C’est un été de canicule, à Paris. L’Imprévu est un café, où il fait bon se prélasser ou se rencontrer. Là, un ballet de personnages s’organise. François, un « gros de 40 ans qui se sape comme un sac », s’accorde un moment de détente avant de relayer la nounou. C’est un ambitieux chef d’entreprise arrogant et méprisant. Léa est une étudiante aussi belle qu’intelligente. Elle a 23 ans et se prostitue pour payer ses études. Elle a rendez-vous avec son dealer et ami Paul, un bel homme, musclé, qui tient un business florissant. Mathéo est un dragueur invétéré pour obéir à des besoins sexuels impérieux, compulsifs, irrépressibles. Il a rendez-vous avec une Chinoise qu’il a draguée sur Tinder. Vincent est un auteur immature et égocentrique, qui doit son succès à une inspiration « stupéfiante ». Il s’apprête à terminer son dernier roman, il ne lui manque plus que la fin qu’il souhaite tout aussi stupéfiante. Ces êtres perdus, déviés par une angoisse intrinsèque, originelle, s’entrecroiseront ailleurs jusqu’au point d’orgue d’une tragédie propre à les ébranler dans leur fondement. Un point de non-retour pour certains, un point de recommencement pour d’autres.
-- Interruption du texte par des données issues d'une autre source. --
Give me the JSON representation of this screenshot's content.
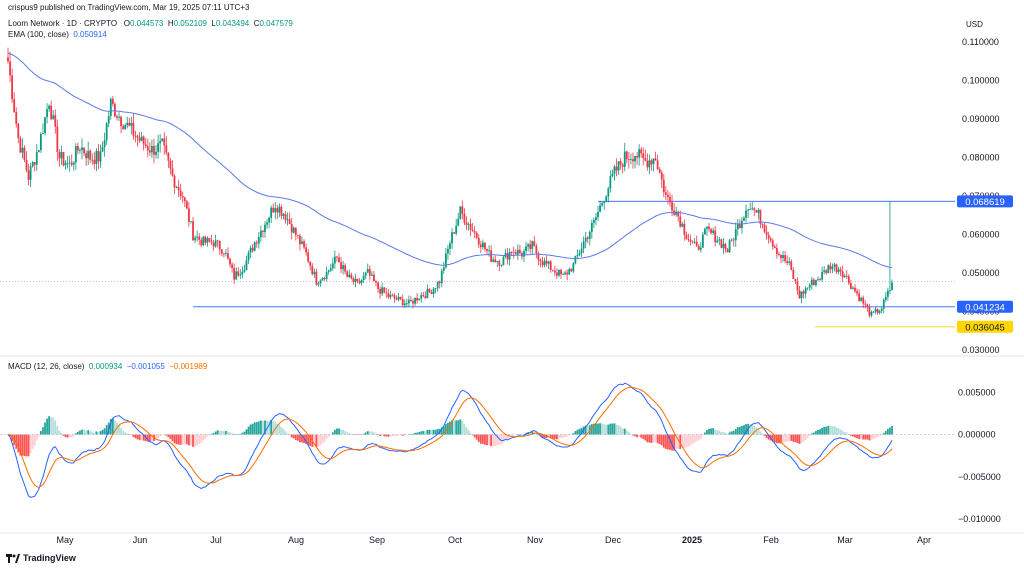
{
  "header": {
    "publisher": "crispus9 published on TradingView.com, Mar 19, 2025 07:11 UTC+3",
    "symbol": "Loom Network · 1D · CRYPTO",
    "o_label": "O",
    "o_val": "0.044573",
    "h_label": "H",
    "h_val": "0.052109",
    "l_label": "L",
    "l_val": "0.043494",
    "c_label": "C",
    "c_val": "0.047579",
    "ema_label": "EMA (100, close)",
    "ema_val": "0.050914",
    "macd_label": "MACD (12, 26, close)",
    "macd_v1": "0.000934",
    "macd_v2": "−0.001055",
    "macd_v3": "−0.001989"
  },
  "currency": "USD",
  "footer": {
    "brand": "TradingView"
  },
  "colors": {
    "up": "#089981",
    "down": "#f23645",
    "ema": "#5b7be8",
    "macd": "#2962ff",
    "signal": "#ff6d00",
    "support": "#2962ff",
    "low": "#ffd600"
  },
  "chart_data": [
    {
      "type": "candlestick",
      "title": "Loom Network · 1D · CRYPTO",
      "x_labels": [
        "May",
        "Jun",
        "Jul",
        "Aug",
        "Sep",
        "Oct",
        "Nov",
        "Dec",
        "2025",
        "Feb",
        "Mar",
        "Apr"
      ],
      "y_ticks": [
        "0.110000",
        "0.100000",
        "0.090000",
        "0.080000",
        "0.070000",
        "0.060000",
        "0.050000",
        "0.040000",
        "0.030000"
      ],
      "ylim": [
        0.0295,
        0.1105
      ],
      "price_labels": [
        {
          "value": 0.068619,
          "text": "0.068619",
          "color": "#2962ff"
        },
        {
          "value": 0.041234,
          "text": "0.041234",
          "color": "#2962ff"
        },
        {
          "value": 0.036045,
          "text": "0.036045",
          "color": "#ffd600"
        }
      ],
      "horizontal_lines": [
        {
          "value": 0.068619,
          "color": "#2962ff"
        },
        {
          "value": 0.041234,
          "color": "#2962ff"
        },
        {
          "value": 0.036045,
          "color": "#ffd600"
        }
      ],
      "ema_value": 0.050914,
      "last_close": 0.047579,
      "approx_path": [
        [
          0,
          0.105
        ],
        [
          5,
          0.085
        ],
        [
          10,
          0.075
        ],
        [
          15,
          0.083
        ],
        [
          20,
          0.095
        ],
        [
          25,
          0.08
        ],
        [
          30,
          0.078
        ],
        [
          35,
          0.083
        ],
        [
          40,
          0.08
        ],
        [
          45,
          0.08
        ],
        [
          50,
          0.094
        ],
        [
          55,
          0.09
        ],
        [
          60,
          0.087
        ],
        [
          65,
          0.084
        ],
        [
          70,
          0.082
        ],
        [
          75,
          0.083
        ],
        [
          80,
          0.075
        ],
        [
          85,
          0.07
        ],
        [
          90,
          0.06
        ],
        [
          95,
          0.058
        ],
        [
          100,
          0.058
        ],
        [
          105,
          0.056
        ],
        [
          110,
          0.049
        ],
        [
          115,
          0.052
        ],
        [
          120,
          0.058
        ],
        [
          125,
          0.063
        ],
        [
          130,
          0.068
        ],
        [
          135,
          0.065
        ],
        [
          140,
          0.06
        ],
        [
          145,
          0.055
        ],
        [
          150,
          0.048
        ],
        [
          155,
          0.05
        ],
        [
          160,
          0.054
        ],
        [
          165,
          0.049
        ],
        [
          170,
          0.047
        ],
        [
          175,
          0.05
        ],
        [
          180,
          0.046
        ],
        [
          185,
          0.044
        ],
        [
          190,
          0.043
        ],
        [
          195,
          0.042
        ],
        [
          200,
          0.044
        ],
        [
          205,
          0.045
        ],
        [
          210,
          0.048
        ],
        [
          215,
          0.058
        ],
        [
          220,
          0.066
        ],
        [
          225,
          0.062
        ],
        [
          230,
          0.058
        ],
        [
          235,
          0.054
        ],
        [
          240,
          0.053
        ],
        [
          245,
          0.056
        ],
        [
          250,
          0.055
        ],
        [
          255,
          0.057
        ],
        [
          260,
          0.053
        ],
        [
          265,
          0.051
        ],
        [
          270,
          0.049
        ],
        [
          275,
          0.052
        ],
        [
          280,
          0.058
        ],
        [
          285,
          0.063
        ],
        [
          290,
          0.07
        ],
        [
          295,
          0.076
        ],
        [
          300,
          0.08
        ],
        [
          305,
          0.081
        ],
        [
          310,
          0.079
        ],
        [
          315,
          0.08
        ],
        [
          320,
          0.07
        ],
        [
          325,
          0.066
        ],
        [
          330,
          0.06
        ],
        [
          335,
          0.056
        ],
        [
          340,
          0.061
        ],
        [
          345,
          0.059
        ],
        [
          350,
          0.056
        ],
        [
          355,
          0.062
        ],
        [
          360,
          0.068
        ],
        [
          365,
          0.065
        ],
        [
          370,
          0.06
        ],
        [
          375,
          0.055
        ],
        [
          380,
          0.052
        ],
        [
          385,
          0.044
        ],
        [
          390,
          0.047
        ],
        [
          395,
          0.049
        ],
        [
          400,
          0.052
        ],
        [
          405,
          0.051
        ],
        [
          410,
          0.047
        ],
        [
          415,
          0.043
        ],
        [
          420,
          0.039
        ],
        [
          425,
          0.041
        ],
        [
          430,
          0.047
        ]
      ]
    },
    {
      "type": "bar",
      "title": "MACD (12, 26, close)",
      "y_ticks": [
        "0.005000",
        "0.000000",
        "−0.005000",
        "−0.010000"
      ],
      "ylim": [
        -0.0113,
        0.0074
      ],
      "series": [
        {
          "name": "MACD",
          "values_approx": "path computed from price"
        },
        {
          "name": "Signal"
        },
        {
          "name": "Histogram"
        }
      ],
      "last": {
        "histogram": 0.000934,
        "macd": -0.001055,
        "signal": -0.001989
      }
    }
  ]
}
Le libre arbitre est laissé à chacun… après que Gabriel, membre du Schéma, a œuvré à leur insu pour les faire tous se rencontrer en un lieu décisif.

Pour approfondir

Enseignant de Lettres classiques à Paris et réalisateur de court-métrage, Guillaume Lafond nous offre un premier roman détonant qui se lit d’une traite avec gourmandise. Le merveilleux de l’art et de la manière à corriger se met au service du plus sordide des mondes interlopes parisiens, où les âmes sont rompues aux vices, aux pires excès, aux pulsions les plus primaires. Les cinq personnages ont tous une bonne raison pour ce qu’ils sont devenus, mais que font-ils pour être autrement ? Rien. Par manque de courage, d’occasion, de volonté, d’envie… Toutes les raisons sont bonnes, bien entendu. En choisissant le mode choral, qui laisse à chacun l’occasion de s’exprimer, l’auteur nous entraîne dans leur noirceur, mais aussi dans leur désir le plus enfoui qui sous-tend leur névrose. Comment une prise de conscience sur soi, aussi dérangeante soit-elle, peut-elle influer une trajectoire qui semblait pourtant si bien tracée ? Ménageant le suspense qu’il distille à dose concentrée, Guillaume Lafond nous le donne à voir de cinq angles différents et à entendre de cinq voix très personnalisées. Pour un coup d’essai, « La Correction » est un coup de maître.

Nathalie Gendreau

Éditions Intervalles, 10 septembre 2021, 168 pages, à 17 euros.